Biasanya dia tidak pernah melupakan rompi anti pelurunya. Namun karena godaan wanita semalam membuatnya melepas semua perisainya itu.
"Sial, di saat seperti ini kenapa aku memikirkannya?" Alexander meringis kesakitan.
Dia berjongkok di belakang kursi dan membuka bajunya. Dengan kuat dia merobek kemeja menjadi beberapa bagian. Melilitkan robekan kemeja itu pada lukanya agar darah tidak mengalir deras.
Hanya tersisa sedikit peluru dan dia masih berada di ruangan kecil ini. Semua senapan sudah di bawa anak buah Akeno pergi.
Untungnya Tuhan masih memberi kesempatan hidup padanya. Peluru musuh juga habis dan ini adalah kesempatan emas baginya.
Alexander tersenyum penuh dengan kemenangan. Dia keluar dari persembunyiannya dan mulai melangkah mendekati musuh.
Masih tertinggal tiga orang saja. Dan ini akan sangat memudahkannya untuk keluar dari sini.
"Hanya ini kemampuan kalian? Mari kita coba tanpa senjata kelihatannya seru," ucap Alexander mulai melakukan perenggangan otot.
Sang musuh mulai ketar-ketir.
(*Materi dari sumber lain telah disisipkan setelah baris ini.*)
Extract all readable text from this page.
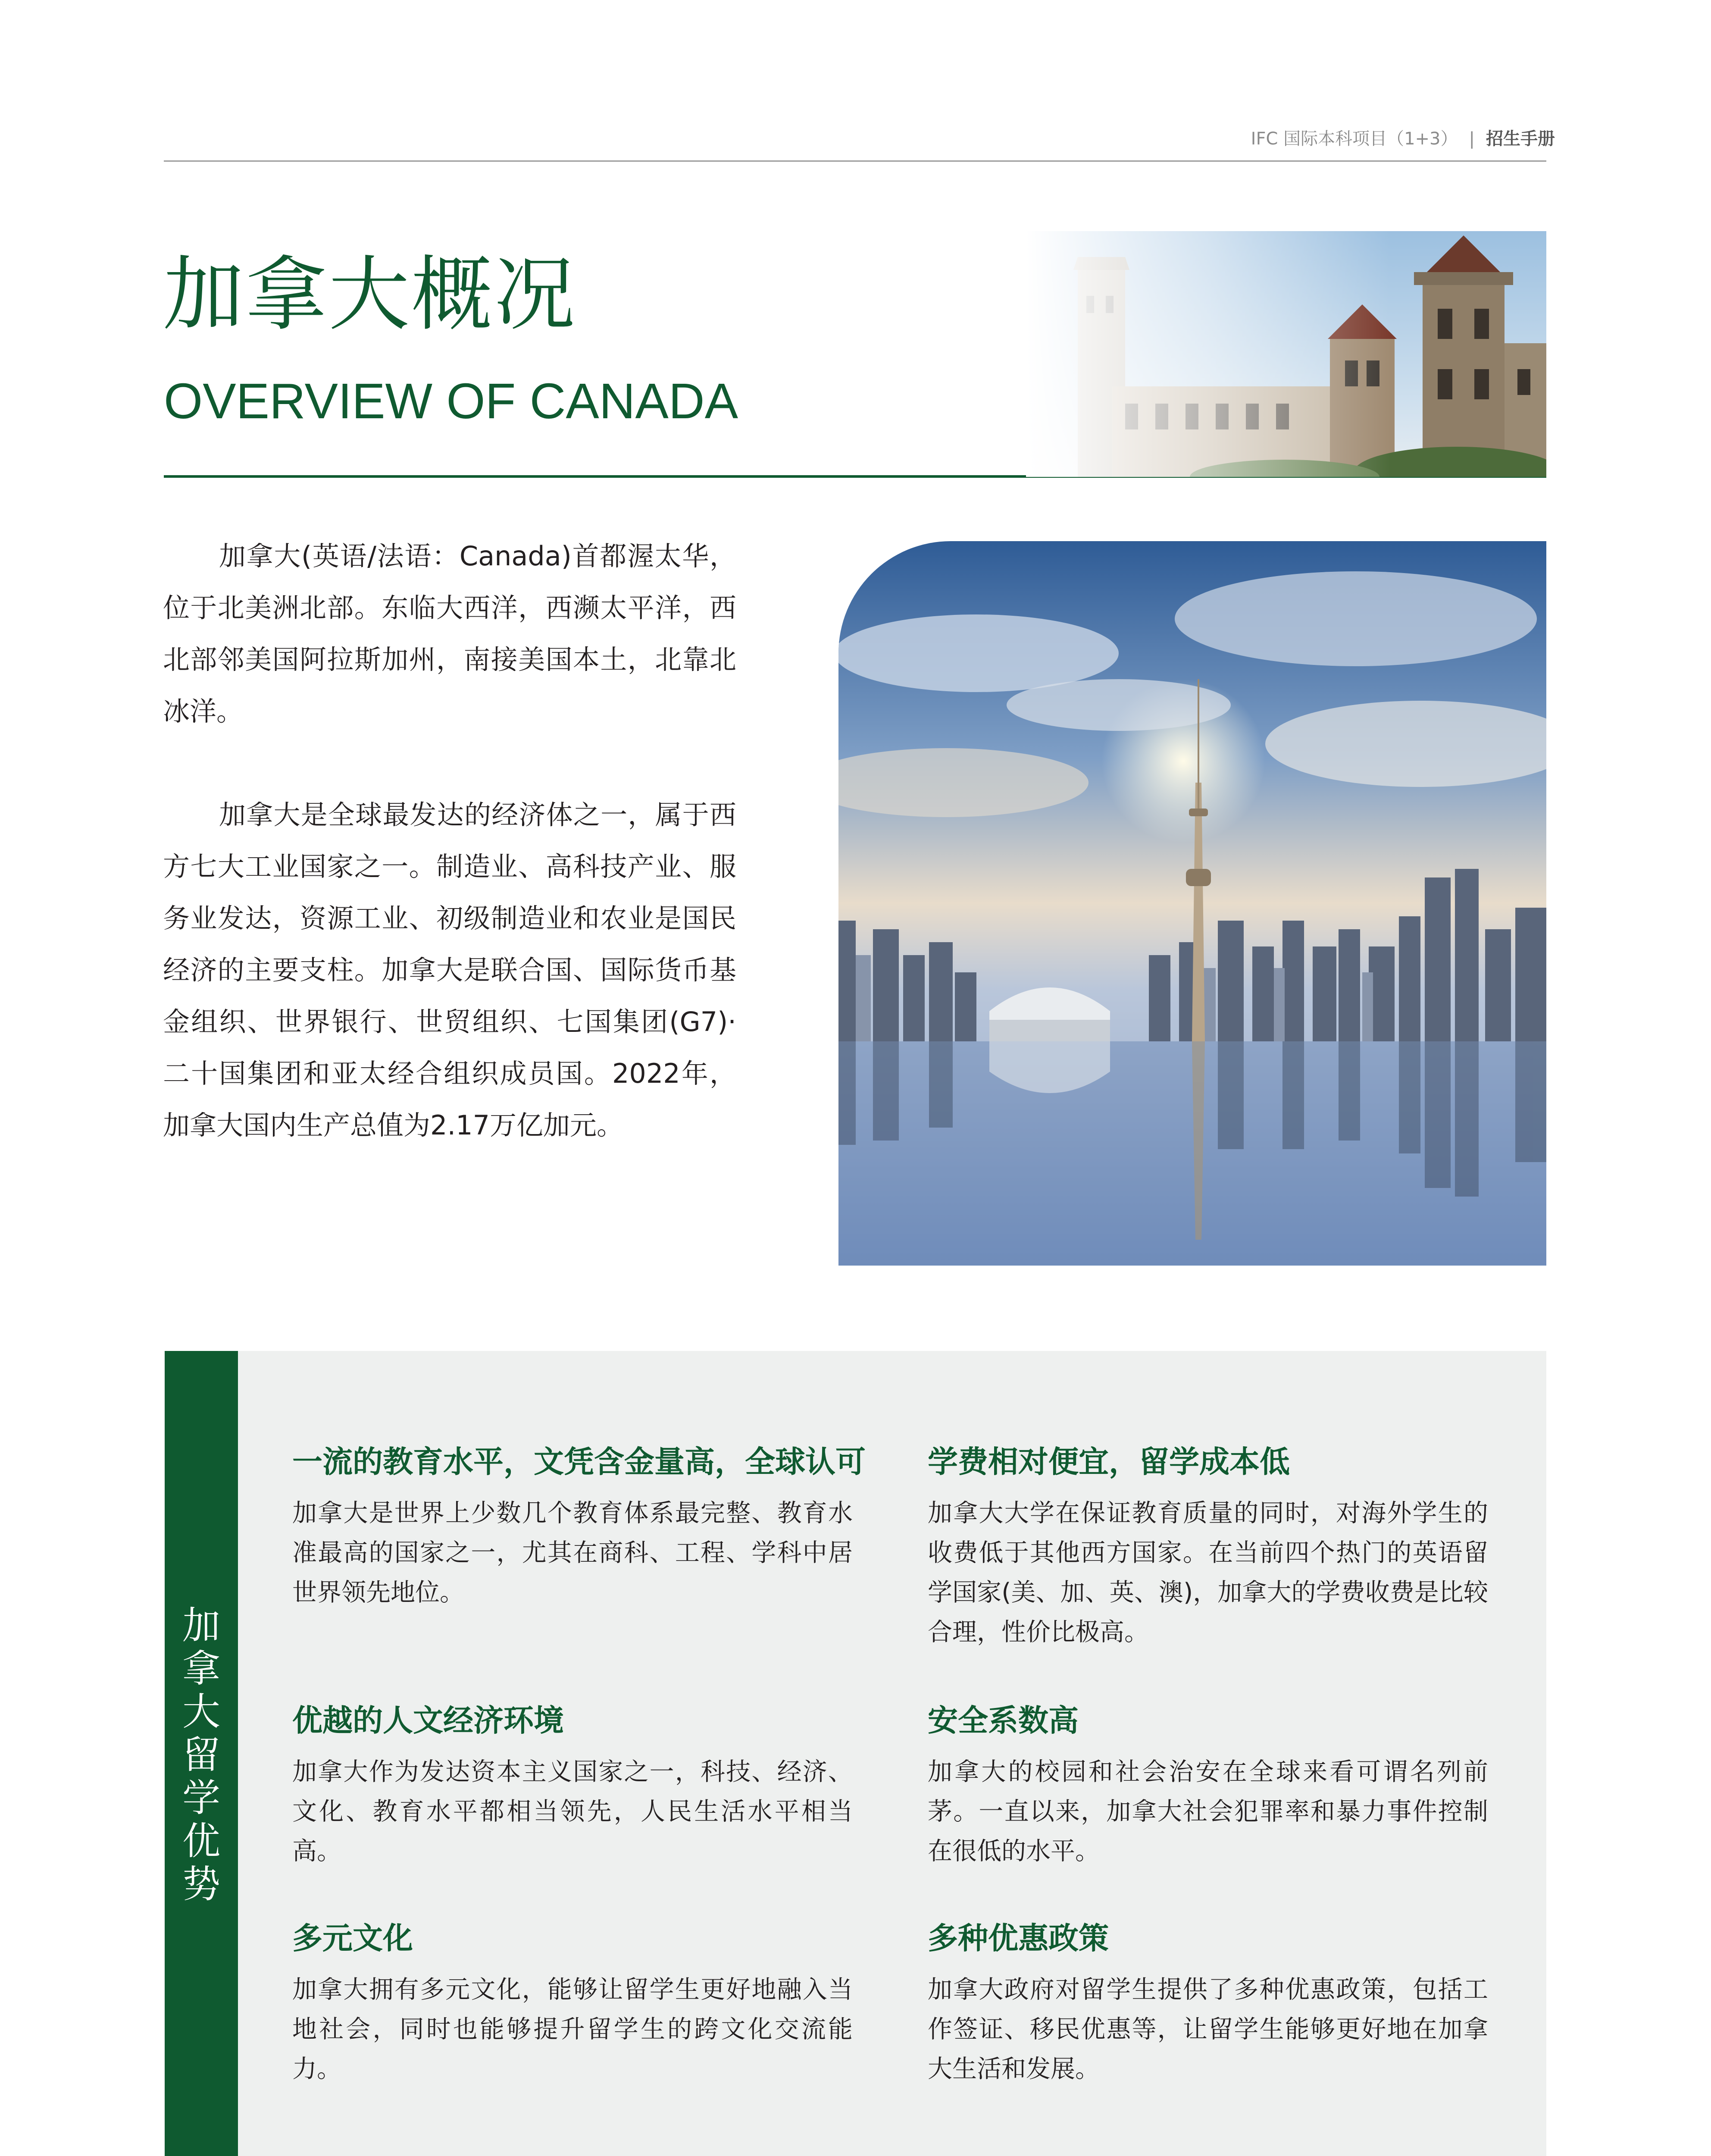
IFC 国际本科项目（1+3） | 招生手册
加拿大概况
OVERVIEW OF CANADA

加拿大(英语/法语：Canada)首都渥太华，位于北美洲北部。东临大西洋，西濒太平洋，西北部邻美国阿拉斯加州，南接美国本土，北靠北冰洋。

加拿大是全球最发达的经济体之一，属于西方七大工业国家之一。制造业、高科技产业、服务业发达，资源工业、初级制造业和农业是国民经济的主要支柱。加拿大是联合国、国际货币基金组织、世界银行、世贸组织、七国集团(G7)·二十国集团和亚太经合组织成员国。2022年，加拿大国内生产总值为2.17万亿加元。

加拿大留学优势
一流的教育水平，文凭含金量高，全球认可

加拿大是世界上少数几个教育体系最完整、教育水准最高的国家之一，尤其在商科、工程、学科中居世界领先地位。

学费相对便宜，留学成本低

加拿大大学在保证教育质量的同时，对海外学生的收费低于其他西方国家。在当前四个热门的英语留学国家(美、加、英、澳)，加拿大的学费收费是比较合理，性价比极高。

优越的人文经济环境

加拿大作为发达资本主义国家之一，科技、经济、文化、教育水平都相当领先，人民生活水平相当高。

安全系数高

加拿大的校园和社会治安在全球来看可谓名列前茅。一直以来，加拿大社会犯罪率和暴力事件控制在很低的水平。

多元文化

加拿大拥有多元文化，能够让留学生更好地融入当地社会，同时也能够提升留学生的跨文化交流能力。

多种优惠政策

加拿大政府对留学生提供了多种优惠政策，包括工作签证、移民优惠等，让留学生能够更好地在加拿大生活和发展。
Ada dua peluru yang masih bersemayam di tubuhnya. Akan tetapi dia masih bisa bergerak lincah. Ini tidak mungkin.
Melihat luka Alexander, sepertinya pasti mudah mengelakkannya. Mereka segera mengeroyok pria yang terluka itu.
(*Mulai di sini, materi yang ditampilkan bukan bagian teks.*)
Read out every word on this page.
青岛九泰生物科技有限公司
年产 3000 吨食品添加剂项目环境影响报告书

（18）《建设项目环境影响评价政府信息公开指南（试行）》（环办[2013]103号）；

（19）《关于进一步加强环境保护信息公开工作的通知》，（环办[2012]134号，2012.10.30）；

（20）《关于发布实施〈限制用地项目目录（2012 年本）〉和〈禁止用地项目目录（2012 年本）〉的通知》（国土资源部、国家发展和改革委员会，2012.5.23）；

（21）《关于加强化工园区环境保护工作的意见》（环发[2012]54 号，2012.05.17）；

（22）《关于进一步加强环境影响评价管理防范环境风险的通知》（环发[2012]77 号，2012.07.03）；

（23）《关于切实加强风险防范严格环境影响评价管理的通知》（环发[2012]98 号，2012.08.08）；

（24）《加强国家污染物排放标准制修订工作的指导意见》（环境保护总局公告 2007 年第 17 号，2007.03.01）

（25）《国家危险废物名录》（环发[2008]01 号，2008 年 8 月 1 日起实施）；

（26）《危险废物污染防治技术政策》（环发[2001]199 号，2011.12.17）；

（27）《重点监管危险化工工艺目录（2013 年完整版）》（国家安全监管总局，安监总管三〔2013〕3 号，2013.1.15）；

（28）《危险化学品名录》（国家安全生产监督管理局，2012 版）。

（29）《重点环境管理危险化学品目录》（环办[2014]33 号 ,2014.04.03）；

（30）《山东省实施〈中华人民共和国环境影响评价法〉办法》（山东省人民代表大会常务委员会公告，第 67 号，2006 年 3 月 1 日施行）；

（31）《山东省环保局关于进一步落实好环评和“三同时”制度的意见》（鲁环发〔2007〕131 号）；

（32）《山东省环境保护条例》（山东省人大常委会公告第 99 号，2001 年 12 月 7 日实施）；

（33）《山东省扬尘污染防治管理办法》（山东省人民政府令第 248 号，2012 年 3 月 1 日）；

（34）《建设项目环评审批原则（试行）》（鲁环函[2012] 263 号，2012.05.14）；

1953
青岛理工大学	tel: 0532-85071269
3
Kepalan tangan Alexander melayang dan dengan mudah mengalahkan ketiga orang tersebut. Mereka berusaha menyerang luka pelurunya, tapi Alexander selalu bisa menepisnya.
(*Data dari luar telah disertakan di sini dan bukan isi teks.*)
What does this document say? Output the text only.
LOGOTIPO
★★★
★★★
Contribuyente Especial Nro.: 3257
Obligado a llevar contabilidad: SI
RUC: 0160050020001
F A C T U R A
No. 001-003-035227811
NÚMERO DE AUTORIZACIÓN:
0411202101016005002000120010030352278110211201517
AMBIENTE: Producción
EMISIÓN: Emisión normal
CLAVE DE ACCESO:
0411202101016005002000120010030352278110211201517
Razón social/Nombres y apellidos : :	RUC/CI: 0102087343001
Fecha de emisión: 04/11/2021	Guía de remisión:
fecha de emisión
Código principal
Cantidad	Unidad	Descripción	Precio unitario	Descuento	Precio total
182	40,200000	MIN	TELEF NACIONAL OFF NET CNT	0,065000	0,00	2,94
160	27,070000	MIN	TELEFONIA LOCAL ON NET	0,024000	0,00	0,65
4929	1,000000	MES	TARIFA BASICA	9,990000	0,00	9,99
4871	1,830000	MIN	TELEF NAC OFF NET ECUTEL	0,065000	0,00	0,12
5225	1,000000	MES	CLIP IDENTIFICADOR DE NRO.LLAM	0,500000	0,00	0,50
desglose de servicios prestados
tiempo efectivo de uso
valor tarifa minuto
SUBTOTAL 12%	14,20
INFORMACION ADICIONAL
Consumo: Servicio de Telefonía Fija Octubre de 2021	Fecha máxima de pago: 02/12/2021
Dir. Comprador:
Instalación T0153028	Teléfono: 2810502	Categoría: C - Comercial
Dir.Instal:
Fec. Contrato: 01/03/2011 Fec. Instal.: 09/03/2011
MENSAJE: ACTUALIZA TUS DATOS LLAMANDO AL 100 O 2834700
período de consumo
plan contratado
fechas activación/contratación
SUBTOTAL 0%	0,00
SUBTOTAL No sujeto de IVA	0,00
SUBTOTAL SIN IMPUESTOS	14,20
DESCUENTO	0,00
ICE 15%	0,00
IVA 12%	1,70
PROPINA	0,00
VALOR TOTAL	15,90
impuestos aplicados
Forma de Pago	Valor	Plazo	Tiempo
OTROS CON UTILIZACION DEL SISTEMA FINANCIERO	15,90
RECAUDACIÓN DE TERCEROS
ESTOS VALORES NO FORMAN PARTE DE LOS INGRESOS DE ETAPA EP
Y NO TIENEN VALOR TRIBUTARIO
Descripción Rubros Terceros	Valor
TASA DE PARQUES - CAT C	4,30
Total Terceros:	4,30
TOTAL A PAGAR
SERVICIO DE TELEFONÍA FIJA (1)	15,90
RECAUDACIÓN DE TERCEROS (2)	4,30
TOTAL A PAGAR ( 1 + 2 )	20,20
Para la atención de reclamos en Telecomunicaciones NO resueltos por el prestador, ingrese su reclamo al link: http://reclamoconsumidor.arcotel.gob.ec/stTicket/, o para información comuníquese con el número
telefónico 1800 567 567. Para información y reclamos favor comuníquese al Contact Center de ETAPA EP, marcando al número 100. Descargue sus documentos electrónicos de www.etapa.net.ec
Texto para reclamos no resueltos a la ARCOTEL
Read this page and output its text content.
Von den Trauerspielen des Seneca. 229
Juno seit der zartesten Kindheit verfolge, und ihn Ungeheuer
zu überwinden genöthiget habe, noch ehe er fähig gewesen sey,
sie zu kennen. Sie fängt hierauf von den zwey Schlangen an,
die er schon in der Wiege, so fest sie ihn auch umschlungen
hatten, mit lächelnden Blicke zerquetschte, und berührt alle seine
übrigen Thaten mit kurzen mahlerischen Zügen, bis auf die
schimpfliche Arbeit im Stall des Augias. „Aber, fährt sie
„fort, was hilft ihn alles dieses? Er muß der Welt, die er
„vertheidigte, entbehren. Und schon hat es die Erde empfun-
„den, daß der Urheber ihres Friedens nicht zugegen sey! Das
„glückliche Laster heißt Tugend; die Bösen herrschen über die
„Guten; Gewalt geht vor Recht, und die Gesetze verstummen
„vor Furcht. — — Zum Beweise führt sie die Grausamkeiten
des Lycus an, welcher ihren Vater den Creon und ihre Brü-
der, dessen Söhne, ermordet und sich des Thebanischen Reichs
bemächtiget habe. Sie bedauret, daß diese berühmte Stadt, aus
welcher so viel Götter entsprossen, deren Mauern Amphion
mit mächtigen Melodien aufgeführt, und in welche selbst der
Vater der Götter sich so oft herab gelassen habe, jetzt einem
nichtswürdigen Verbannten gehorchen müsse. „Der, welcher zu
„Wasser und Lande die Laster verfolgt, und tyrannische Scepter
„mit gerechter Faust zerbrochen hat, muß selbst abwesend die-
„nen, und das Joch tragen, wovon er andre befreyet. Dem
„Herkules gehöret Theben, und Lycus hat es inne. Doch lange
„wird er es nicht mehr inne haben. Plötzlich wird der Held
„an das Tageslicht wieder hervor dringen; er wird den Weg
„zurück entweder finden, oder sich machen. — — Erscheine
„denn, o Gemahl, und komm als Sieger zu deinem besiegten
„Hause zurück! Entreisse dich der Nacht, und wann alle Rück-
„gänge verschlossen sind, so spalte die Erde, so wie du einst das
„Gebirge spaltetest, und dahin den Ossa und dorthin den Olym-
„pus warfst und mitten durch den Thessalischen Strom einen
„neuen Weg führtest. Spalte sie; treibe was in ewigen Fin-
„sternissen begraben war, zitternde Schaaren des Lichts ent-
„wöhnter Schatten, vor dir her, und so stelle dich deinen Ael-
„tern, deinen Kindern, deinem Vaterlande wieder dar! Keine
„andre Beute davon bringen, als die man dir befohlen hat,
Hingga berapa menit berlalu dan pemenangnya sudah pasti adalah Alexander. Meskipun wajahnya babak belur dan badannya mulai mengeluarkan banyak cairan merah.
Pandangannya mulai kabur. Kepalanya terasa berat. Bahkan kakinya sudah tak mampu menopang berat badannya.
Hingga terdengar sayup-sayup suara anak buahnya yang memanggil namanya. Tubuhnya terasa begitu lemah sehingga tak dapat menjawab panggilan tersebut.
Tubuhnya terjatuh tersungkur di lantai yang di penuhi noda merah.
"Alex, aku mencintaimu sampai kapanpun," suara wanita terdengar begitu lembut.
Alexander membuka mata. Ada seorang wanita cantik yang tersenyum teduh di hadapannya. Matanya begitu indah dan menawan.
Mata birunya begitu sejuk. Alexander berusaha meraih wajah cantik itu. Namun tangannya masih terasa sakit.
"Kau sudah sadar? Apa yang kau rasakan sekarang?" Tanya Debora yang meraih tangan Alexander.